A review of the facility's staffing levels revealed that on the following dates the facility failed to provide minimum nurse staffing of 3.2 hours of general nursing care to each resident per the regulation effective July 1, 2024:

February 12, 2026- 3.18 direct care nursing hours per resident.

February 26, 2026- 3.15 direct care nursing hours per resident.

March 1, 2026- 2.88 direct care nursing hours per resident.

The facility's general nursing hours were below minimum required levels on the dates noted above.

An interview with the Nursing Home Administrator on March 5, 2026, at 12:00 PM reviewed the findings that the facility failed to consistently provide minimum general nursing care hours to each resident daily.


 Plan of Correction - To be completed: 03/17/2026

The facility will provide a minimum of 3.2 hours of direct resident care for each resident.

All facility residents have the potential to be affected by this practice.

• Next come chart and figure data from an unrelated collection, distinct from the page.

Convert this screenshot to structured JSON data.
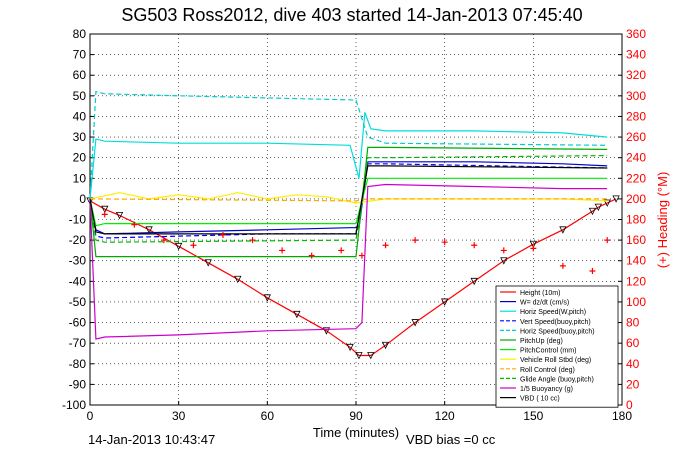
{
  "figure": {
    "title": "SG503 Ross2012, dive 403 started 14-Jan-2013 07:45:40",
    "timestamp": "14-Jan-2013 10:43:47",
    "vbd_bias": "VBD bias =0 cc"
  },
  "chart_data": {
    "type": "line",
    "xlabel": "Time (minutes)",
    "ylabel": "",
    "ylabel_right": "(+) Heading (°M)",
    "xlim": [
      0,
      180
    ],
    "ylim": [
      -100,
      80
    ],
    "ylim_right": [
      0,
      360
    ],
    "xticks": [
      0,
      30,
      60,
      90,
      120,
      150,
      180
    ],
    "yticks": [
      -100,
      -90,
      -80,
      -70,
      -60,
      -50,
      -40,
      -30,
      -20,
      -10,
      0,
      10,
      20,
      30,
      40,
      50,
      60,
      70,
      80
    ],
    "yticks_right": [
      0,
      20,
      40,
      60,
      80,
      100,
      120,
      140,
      160,
      180,
      200,
      220,
      240,
      260,
      280,
      300,
      320,
      340,
      360
    ],
    "grid": true,
    "legend_position": "bottom-right",
    "series": [
      {
        "name": "Height (10m)",
        "color": "#ff0000",
        "style": "solid",
        "marker": "triangle",
        "x": [
          0,
          5,
          10,
          20,
          30,
          40,
          50,
          60,
          70,
          80,
          88,
          91,
          95,
          100,
          110,
          120,
          130,
          140,
          150,
          160,
          170,
          172,
          175,
          178
        ],
        "y": [
          -1,
          -5,
          -8,
          -15,
          -23,
          -31,
          -39,
          -48,
          -56,
          -64,
          -72,
          -76,
          -76,
          -71,
          -60,
          -50,
          -40,
          -30,
          -22,
          -15,
          -6,
          -4,
          -2,
          0
        ]
      },
      {
        "name": "W= dz/dt (cm/s)",
        "color": "#0000cc",
        "style": "solid",
        "x": [
          0,
          2,
          5,
          30,
          60,
          88,
          91,
          94,
          100,
          130,
          160,
          175
        ],
        "y": [
          0,
          -15,
          -17,
          -16,
          -15,
          -14,
          -14,
          18,
          18,
          18,
          17,
          16
        ]
      },
      {
        "name": "Horiz Speed(W,pitch)",
        "color": "#00dddd",
        "style": "solid",
        "x": [
          0,
          2,
          5,
          30,
          60,
          88,
          91,
          93,
          95,
          100,
          130,
          160,
          175
        ],
        "y": [
          0,
          29,
          28,
          27,
          27,
          26,
          10,
          42,
          34,
          33,
          33,
          32,
          30
        ]
      },
      {
        "name": "Vert Speed(buoy,pitch)",
        "color": "#0000ff",
        "style": "dash",
        "x": [
          0,
          2,
          5,
          60,
          90,
          94,
          100,
          175
        ],
        "y": [
          0,
          -18,
          -19,
          -17,
          -17,
          17,
          17,
          15
        ]
      },
      {
        "name": "Horiz Speed(buoy,pitch)",
        "color": "#00cccc",
        "style": "dash",
        "x": [
          0,
          2,
          5,
          30,
          60,
          90,
          94,
          100,
          175
        ],
        "y": [
          0,
          52,
          51,
          50,
          49,
          48,
          30,
          27,
          26
        ]
      },
      {
        "name": "PitchUp (deg)",
        "color": "#00aa00",
        "style": "solid",
        "x": [
          0,
          2,
          5,
          90,
          94,
          100,
          175
        ],
        "y": [
          0,
          -28,
          -28,
          -28,
          25,
          25,
          24
        ]
      },
      {
        "name": "PitchControl (mm)",
        "color": "#00ee00",
        "style": "solid",
        "x": [
          0,
          2,
          5,
          90,
          94,
          100,
          175
        ],
        "y": [
          0,
          -13,
          -12,
          -12,
          10,
          10,
          10
        ]
      },
      {
        "name": "Vehicle Roll Stbd (deg)",
        "color": "#ffee00",
        "style": "solid",
        "x": [
          0,
          10,
          20,
          30,
          40,
          50,
          60,
          70,
          80,
          90,
          100,
          110,
          120,
          130,
          140,
          150,
          160,
          175
        ],
        "y": [
          0,
          3,
          0,
          2,
          0,
          3,
          0,
          2,
          1,
          -2,
          0,
          0,
          0,
          0,
          0,
          0,
          0,
          -1
        ]
      },
      {
        "name": "Roll Control (deg)",
        "color": "#ffaa00",
        "style": "dash",
        "x": [
          0,
          90,
          94,
          175
        ],
        "y": [
          0,
          -1,
          0,
          0
        ]
      },
      {
        "name": "Glide Angle (buoy,pitch)",
        "color": "#00bb00",
        "style": "dash",
        "x": [
          0,
          2,
          5,
          90,
          94,
          100,
          175
        ],
        "y": [
          0,
          -20,
          -21,
          -20,
          20,
          20,
          21
        ]
      },
      {
        "name": "1/5 Buoyancy (g)",
        "color": "#cc00cc",
        "style": "solid",
        "x": [
          0,
          2,
          5,
          30,
          60,
          90,
          92,
          94,
          100,
          130,
          160,
          175
        ],
        "y": [
          0,
          -68,
          -67,
          -66,
          -64,
          -63,
          -60,
          6,
          7,
          6,
          5,
          5
        ]
      },
      {
        "name": "VBD ( 10 cc)",
        "color": "#000000",
        "style": "solid",
        "x": [
          0,
          2,
          5,
          90,
          94,
          100,
          175
        ],
        "y": [
          0,
          -16,
          -17,
          -17,
          16,
          16,
          15
        ]
      },
      {
        "name": "Heading",
        "color": "#ff0000",
        "style": "marker",
        "axis": "right",
        "x": [
          5,
          15,
          25,
          35,
          45,
          55,
          65,
          75,
          85,
          92,
          100,
          110,
          120,
          130,
          140,
          150,
          160,
          170,
          175
        ],
        "y": [
          185,
          175,
          160,
          155,
          165,
          160,
          150,
          145,
          150,
          145,
          155,
          160,
          158,
          155,
          150,
          152,
          135,
          130,
          160
        ]
      }
    ]
  }
}
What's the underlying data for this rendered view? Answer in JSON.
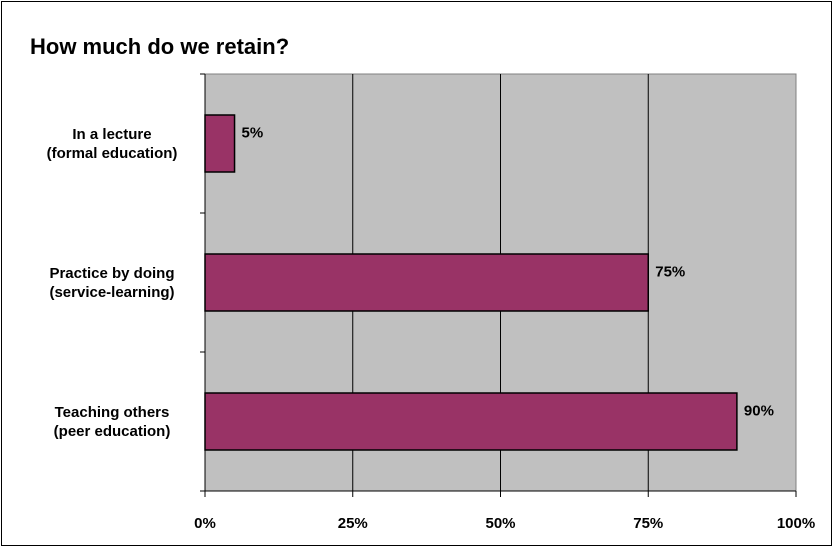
{
  "chart_data": {
    "type": "bar",
    "orientation": "horizontal",
    "title": "How much do we retain?",
    "categories": [
      [
        "In a lecture",
        "(formal education)"
      ],
      [
        "Practice by doing",
        "(service-learning)"
      ],
      [
        "Teaching others",
        "(peer education)"
      ]
    ],
    "values": [
      5,
      75,
      90
    ],
    "data_labels": [
      "5%",
      "75%",
      "90%"
    ],
    "xlim": [
      0,
      100
    ],
    "xticks": [
      0,
      25,
      50,
      75,
      100
    ],
    "xtick_labels": [
      "0%",
      "25%",
      "50%",
      "75%",
      "100%"
    ],
    "xlabel": "",
    "ylabel": "",
    "grid": true,
    "legend": "none",
    "colors": {
      "bar": "#993366",
      "plot_background": "#c0c0c0",
      "gridline": "#000000"
    }
  }
}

The facility has implemented staff incentives for current and new staff as well as reinforcing the facility call-off policy to deter unnecessary call-offs. We will be using Indeed for advertisements of open positions, participating in career fairs as they are available. NHA/DON will educate assigned staff for scheduling to maintain the proper hours of direct resident care per resident.

Administrator/designee during weekday daily review of nursing schedules will audit to ensure a minimum of 3.2 hours of direct resident care for each resident is maintained. The results of these audits will be discussed at the facility QAPI meeting monthly for further review and recommendations.